I work with a lot of organizations with a volunteer board of directors.  Volunteers can be an asset and a liability to any organization.  When the role of the volunteer is clearly defined and followed, the volunteer has a better chance of enhancing the organization.  If the roles aren’t clearly defined or a volunteer isn’t following their role, the organization can suffer greatly.

These tips are for anyone who is or wants to be a great volunteer board member.

Tip 1:  Read.  Read all the material you can regarding the organization.  This includes by-laws, the past year’s board minutes, financial statements, auditor’s reports, press releases, etc.  A well informed board member will enhance meetings and discussions.

Tip 2:  Prepare.  Come prepared for each meeting.  This includes reading the board packets and materials.  Give the executive director or CEO a head’s up on questions you might have so everyone can be prepared.  “Gotcha questions” only serve to make to questioner look ridiculous.

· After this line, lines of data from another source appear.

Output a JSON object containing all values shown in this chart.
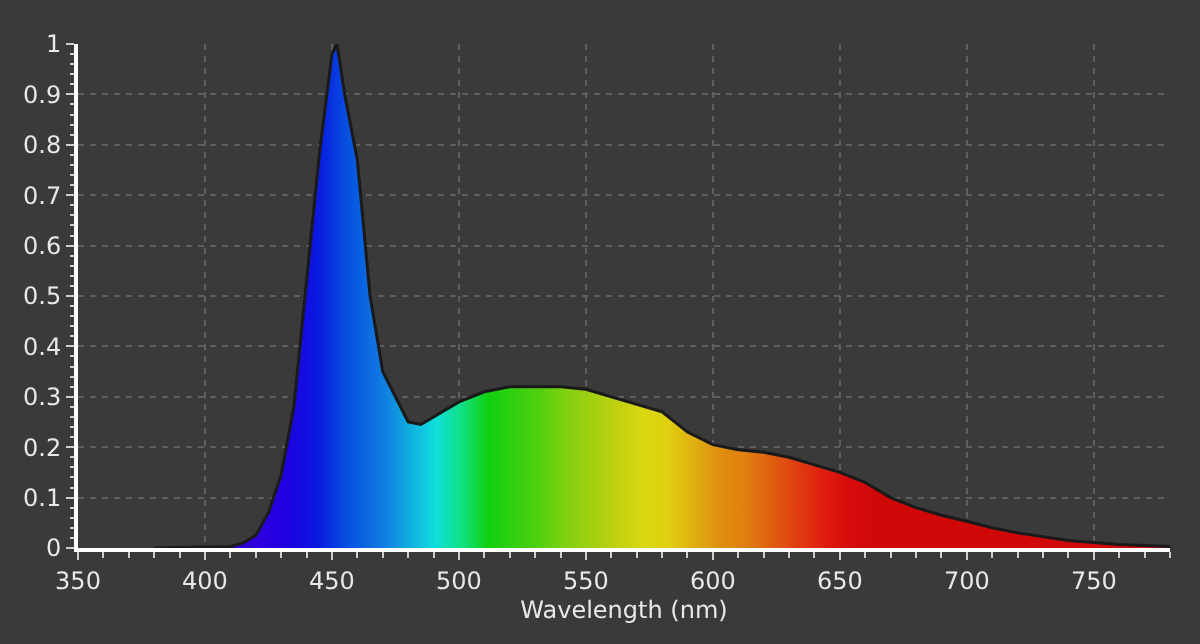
{
  "chart_data": {
    "type": "area",
    "xlabel": "Wavelength (nm)",
    "x": [
      380,
      400,
      410,
      415,
      420,
      425,
      430,
      435,
      440,
      445,
      450,
      452,
      455,
      460,
      465,
      470,
      475,
      480,
      485,
      490,
      500,
      510,
      520,
      530,
      540,
      550,
      560,
      570,
      580,
      590,
      600,
      610,
      620,
      630,
      640,
      650,
      660,
      670,
      680,
      690,
      700,
      710,
      720,
      740,
      760,
      780
    ],
    "series": [
      {
        "color": "#1a1a1a",
        "values": [
          0,
          0.002,
          0.003,
          0.01,
          0.025,
          0.07,
          0.145,
          0.28,
          0.53,
          0.78,
          0.98,
          1,
          0.9,
          0.77,
          0.5,
          0.35,
          0.3,
          0.25,
          0.245,
          0.26,
          0.29,
          0.31,
          0.32,
          0.32,
          0.32,
          0.315,
          0.3,
          0.285,
          0.27,
          0.23,
          0.205,
          0.195,
          0.19,
          0.18,
          0.165,
          0.15,
          0.13,
          0.1,
          0.08,
          0.065,
          0.053,
          0.04,
          0.03,
          0.015,
          0.007,
          0.003
        ],
        "colors": [
          "#1a0080",
          "#2a00a0",
          "#3000c0",
          "#3000d0",
          "#3000e0",
          "#2800e0",
          "#2000e0",
          "#1808e0",
          "#1010e0",
          "#0820e0",
          "#0838e0",
          "#0840e0",
          "#0850e0",
          "#0860e0",
          "#1070e0",
          "#1080e0",
          "#1098e0",
          "#10b0e0",
          "#10c8e0",
          "#10e0d8",
          "#10e080",
          "#10d010",
          "#30d010",
          "#50d010",
          "#80d010",
          "#a0d010",
          "#c0d010",
          "#d8d810",
          "#e0d010",
          "#e0b010",
          "#e09010",
          "#e08010",
          "#e06010",
          "#e04010",
          "#e02010",
          "#d80c0c",
          "#d00808",
          "#d00808",
          "#d00808",
          "#d00808",
          "#d00808",
          "#d00808",
          "#d00808",
          "#d00808",
          "#d00808",
          "#d00808"
        ]
      }
    ],
    "xlim": [
      350,
      780
    ],
    "xticks": [
      350,
      400,
      450,
      500,
      550,
      600,
      650,
      700,
      750
    ],
    "ylim": [
      0,
      1
    ],
    "yticks": [
      0,
      0.1,
      0.2,
      0.3,
      0.4,
      0.5,
      0.6,
      0.7,
      0.8,
      0.9,
      1
    ],
    "grid": true
  }
}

Tip 3:  Term limits.  The organization you’re involved with may or may not have formal term limits.  Limit your time serving on the board.  Give someone else a chance to be of service.  Planned turnover on the board is healthy and can revitalize decision making.

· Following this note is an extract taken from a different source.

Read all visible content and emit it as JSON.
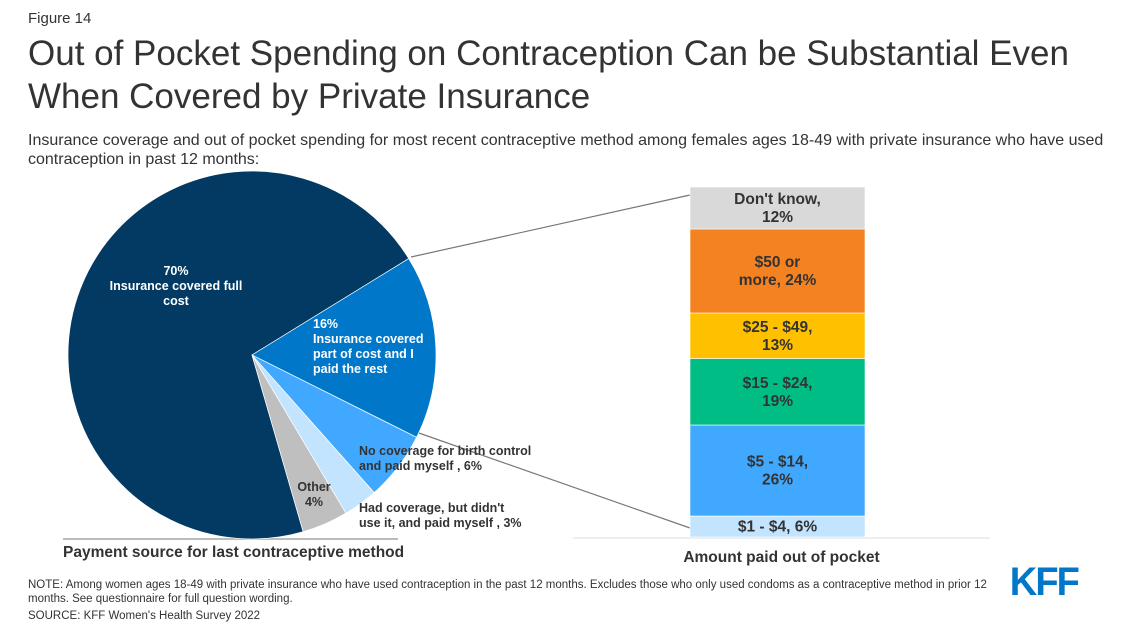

Tip 4:  Self evaluation.  Volunteer boards are often hesitant to say anything critical about their fellow board members – they are volunteering, how can we say he’s doing a bad job?  Having a formal process of evaluating each other and having paid management evaluate board members can point out how the board and individual members can be more effective.

Tip 5:  Your role.  Understand the board’s primary responsibility is to represent their constituents – who the organization serves.  Board members provide oversight, direction and guidance to management.  Let management run the organization.  I’ve seen organizations destroyed because board members start running the organization themselves.

Tip 6:  Respect.  When the board has made a decision, support that decision or get off the board.  Respect that management is always doing the best they can.  You may focus on the organization once or twice a month.  Management has a daily focus.  Honor that not all your “great ideas” will be embraced or implemented in the time frame you would like, if at all.

Tip 7:  Social.  You may be friendly with your fellow board members.  Be careful not to put your social eggs in the board basket.  Having very close friends as fellow board members can cause conflicts and a lack of perceived independence.